Examples 7 and 8 The substances obtained in Examples 1 and 2 (higher secondary alcohol alkoxylate adducts) were evaluated for the following emulsifying power.

The results are shown in Table 3 below.

(Evaluation method) 5 ml of the synthesized sample was added to a mixture of 55 ml of water and 40 ml of oil, mixed well, and allowed to stand. After 5 minutes, the state of separation of the water or oil layer is observed. Evaluation was made as follows according to the emulsified state. ：: Good emulsified state, △: Slightly separated, ×: Completely separated

[0052]

[Table 3]

[0053]

The process for producing a higher secondary alcohol alkoxylate adduct of the present invention has the effects of being extremely simple, having high practicality, and being economically advantageous.

The higher secondary alcohol alkoxylate adduct of the present invention and the detergent and emulsifier containing the same, which are obtained thereby, have a particularly low pour point, are easy to handle, and have good penetrability.
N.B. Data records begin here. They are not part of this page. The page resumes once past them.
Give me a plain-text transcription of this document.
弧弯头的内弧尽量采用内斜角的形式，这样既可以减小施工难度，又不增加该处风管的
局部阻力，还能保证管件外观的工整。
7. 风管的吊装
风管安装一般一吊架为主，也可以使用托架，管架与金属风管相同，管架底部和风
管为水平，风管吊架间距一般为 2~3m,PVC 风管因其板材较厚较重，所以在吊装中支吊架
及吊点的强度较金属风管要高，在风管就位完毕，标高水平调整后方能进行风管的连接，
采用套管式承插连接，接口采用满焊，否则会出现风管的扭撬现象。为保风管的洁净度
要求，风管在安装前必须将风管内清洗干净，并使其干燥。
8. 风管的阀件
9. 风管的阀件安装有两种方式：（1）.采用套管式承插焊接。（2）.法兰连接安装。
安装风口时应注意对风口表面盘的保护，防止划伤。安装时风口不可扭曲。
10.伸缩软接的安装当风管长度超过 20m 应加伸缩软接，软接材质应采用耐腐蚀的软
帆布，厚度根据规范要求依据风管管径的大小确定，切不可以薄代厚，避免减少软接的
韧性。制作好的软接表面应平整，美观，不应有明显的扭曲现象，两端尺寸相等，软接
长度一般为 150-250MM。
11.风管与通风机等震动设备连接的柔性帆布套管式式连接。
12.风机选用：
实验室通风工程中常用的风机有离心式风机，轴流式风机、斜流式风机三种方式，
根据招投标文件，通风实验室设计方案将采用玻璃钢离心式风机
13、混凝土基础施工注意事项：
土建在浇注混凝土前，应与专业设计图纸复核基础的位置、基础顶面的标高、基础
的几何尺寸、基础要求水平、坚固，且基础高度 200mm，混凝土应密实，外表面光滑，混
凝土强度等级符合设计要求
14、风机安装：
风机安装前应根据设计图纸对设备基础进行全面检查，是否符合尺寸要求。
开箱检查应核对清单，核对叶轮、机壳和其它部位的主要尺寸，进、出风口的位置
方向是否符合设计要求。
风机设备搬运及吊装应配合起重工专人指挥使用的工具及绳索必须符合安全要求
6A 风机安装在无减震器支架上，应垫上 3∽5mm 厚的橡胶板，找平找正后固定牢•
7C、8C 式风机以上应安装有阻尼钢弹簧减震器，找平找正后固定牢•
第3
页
In addition, it has the characteristics of good foam removal, excellent cleaning power and emulsifying power.

 ──────────────────────────────────────────────────続 き Continuing on the front page (72) Inventor Yoshiyuki Onda 5-8 Nishiburi-cho, Suita-shi, Osaka Nippon Shokubai Co., Ltd.

Claims (4)

[Claims] 1. The method according to claim 1, wherein (poly) is added to the double bond of the long chain olefin.
A method for producing a higher secondary alcohol alkoxylate adduct, further comprising adding an alkylene oxide to a higher secondary alcohol alkoxylate obtained by adding an alkylene glycol. 2. A higher secondary alcohol alkoxylate adduct obtained by the production method according to claim 1. 3. A cleaning agent comprising the higher secondary alcohol alkoxylate adduct of claim 2. 4. An emulsifier comprising the higher secondary alcohol alkoxylate adduct of claim 2.